Он ничего не ответил и, записав мое показание, приказал конвойным отвести меня в камеру арестованных. С утра стали приводить новых арестованных. К вечеру нас собралось человек семьдесят. Между прочими привели старого отставного генерала Ярцева, ялтинского старожила, семидесяти с лишним лет, совершенно больного. К вечеру доставили хорошего нашего знакомого, молодого князя Мещерского, офицера Конно-Гренадерского полка, задержанного при попытке бежать в горы.
Часов около восьми в комнату вошел матрос крупного роста, красивый блондин с интеллигентным лицом; его сопровождали несколько человек, в том числе допрашивавший нас ночью студент и виденный мною на миноносце комиссар.
– Это председатель трибунала, товарищ Вакула, – сказал один из наших сторожей, – сейчас будет вас допрашивать.
«Революционный трибунал» переходил от одного арестованного к другому. Мы увидели, как увели куда-то старого генерала Ярцева, князя Мещерского, какого-то студента, еще кого-то… Товарищ Вакула подошел к нам. Я слышал, как студент, допрашивавший меня накануне, нагнувшись к уху председателя «революционного трибунала», сказал:
– Это тот самый, о котором я вам говорил.
– За что арестованы? – спросил меня последний.
– Вероятно, за то, что я русский генерал, другой вины за собой не знаю.
– Отчего же вы не в форме, небось раньше гордились погонами. А вы за что арестованы? – обратился он к жене.
– Я не арестована, я добровольно пришла сюда с мужем.
– Вот как. Зачем же вы пришли сюда?
– Я счастливо прожила с ним жизнь и хочу разделить его участь до конца.
Вакула, видимо предвкушая театральный эффект, обвел глазами обступивших нас арестованных.
– Не у всех такие жены – вы вашей жене обязаны жизнью, ступайте, – он театральным жестом показал на выход.

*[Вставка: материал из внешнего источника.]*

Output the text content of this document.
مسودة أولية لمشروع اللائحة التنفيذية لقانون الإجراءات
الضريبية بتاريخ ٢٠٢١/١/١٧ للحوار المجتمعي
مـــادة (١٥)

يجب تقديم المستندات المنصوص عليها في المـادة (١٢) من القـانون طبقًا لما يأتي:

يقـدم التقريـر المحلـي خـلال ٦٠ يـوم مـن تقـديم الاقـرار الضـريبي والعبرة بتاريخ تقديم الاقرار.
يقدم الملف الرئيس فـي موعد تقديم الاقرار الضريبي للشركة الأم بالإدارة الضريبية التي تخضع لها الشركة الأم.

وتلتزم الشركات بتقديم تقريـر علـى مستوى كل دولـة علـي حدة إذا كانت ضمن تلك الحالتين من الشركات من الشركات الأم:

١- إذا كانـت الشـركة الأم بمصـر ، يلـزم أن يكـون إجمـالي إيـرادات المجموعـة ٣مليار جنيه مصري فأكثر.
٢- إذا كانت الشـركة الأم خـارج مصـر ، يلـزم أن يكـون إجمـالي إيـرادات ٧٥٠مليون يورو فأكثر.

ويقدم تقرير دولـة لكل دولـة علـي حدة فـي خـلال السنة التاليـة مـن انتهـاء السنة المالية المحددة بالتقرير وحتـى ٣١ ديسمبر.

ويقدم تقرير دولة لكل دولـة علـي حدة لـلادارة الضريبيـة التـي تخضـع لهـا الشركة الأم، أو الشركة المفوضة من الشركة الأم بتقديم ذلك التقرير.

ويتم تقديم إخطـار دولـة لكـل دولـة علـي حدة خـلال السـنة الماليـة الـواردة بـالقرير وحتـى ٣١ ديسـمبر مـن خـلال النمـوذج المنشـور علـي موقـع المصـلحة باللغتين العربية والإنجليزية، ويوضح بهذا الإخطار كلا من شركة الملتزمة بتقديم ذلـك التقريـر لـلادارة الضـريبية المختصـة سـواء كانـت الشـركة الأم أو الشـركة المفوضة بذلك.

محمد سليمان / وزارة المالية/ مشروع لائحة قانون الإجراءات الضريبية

Однако вечером нас не выпустили. Оказалось, что мы должны пройти еще через какую-то регистрацию и что из-под ареста нас освободят лишь утром. Вакула, обойдя арестованных, вышел. Через десять минут под окнами на молу затрещали выстрелы – три беспорядочных залпа, затем несколько отдельных выстрелов. Мы бросились к окну, но за темнотою ночи ничего не было видно.
– Это расстреливают, – сказал кто-то.
Некоторые крестились. Это действительно были расстрелы. Уже впоследствии я узнал это со слов очевидца, старого смотрителя маяка, – на его глазах за три дня было расстреляно более ста человек. Трупы их, с привязанным к ногам грузом, бросались тут же у мола в воду. По занятию немцами Крыма часть трупов была извлечена, в том числе и труп молодого князя Мещерского. Труп старого генерала Ярцева был выброшен на берег в Симеизе через несколько недель после расстрела.
Второй день арестованные ничего не ели. К вечеру принесли ведро с какой-то бурдой и одной общей ложкой. Нам посчастливилось – теще моей удалось через наших тюремщиков прислать нам к вечеру холодную курицу, подушку и два пледа. Мы устроились на полу. Пережитые сильные волнения отразились на старой моей контузии. Своевременно я пренебрег ею и, не докончив курса лечения, вернулся, несмотря на предупреждения врачей, в строй. С тех пор всякое сильное волнение вызывало у меня сердечные спазмы, чрезвычайно мучительные. Последние полгода это явление почти прекратилось, однако теперь под влиянием пережитого болезненное явление повторилось вновь. Всю ночь я не мог заснуть и к утру чувствовал себя столь слабым, что с трудом держался на ногах. Наконец, в одиннадцать часов, нас освободили, и мы пешком, в сопровождении одного красногвардейца, вернулись домой. Я слег немедленно в постель и пролежал целую неделю.
Через несколько дней в городе наступило успокоение. Симферополь, Евпатория, Ялта оказались в руках большевиков. Остатки крымцев скрылись в горы. Более тысячи человек, главным образом офицеров, были расстреляны в разных городах. Особо кровавые дни пережил Симферополь. Здесь было расстреляно огромное число офицеров, в том числе почти все чины крымского штаба во главе с зверски замученным полковником Макухой. Теперь красные войска праздновали победу, всюду происходили торжественные похороны павших красногвардейцев. В Ялте их хоронили в городском саду.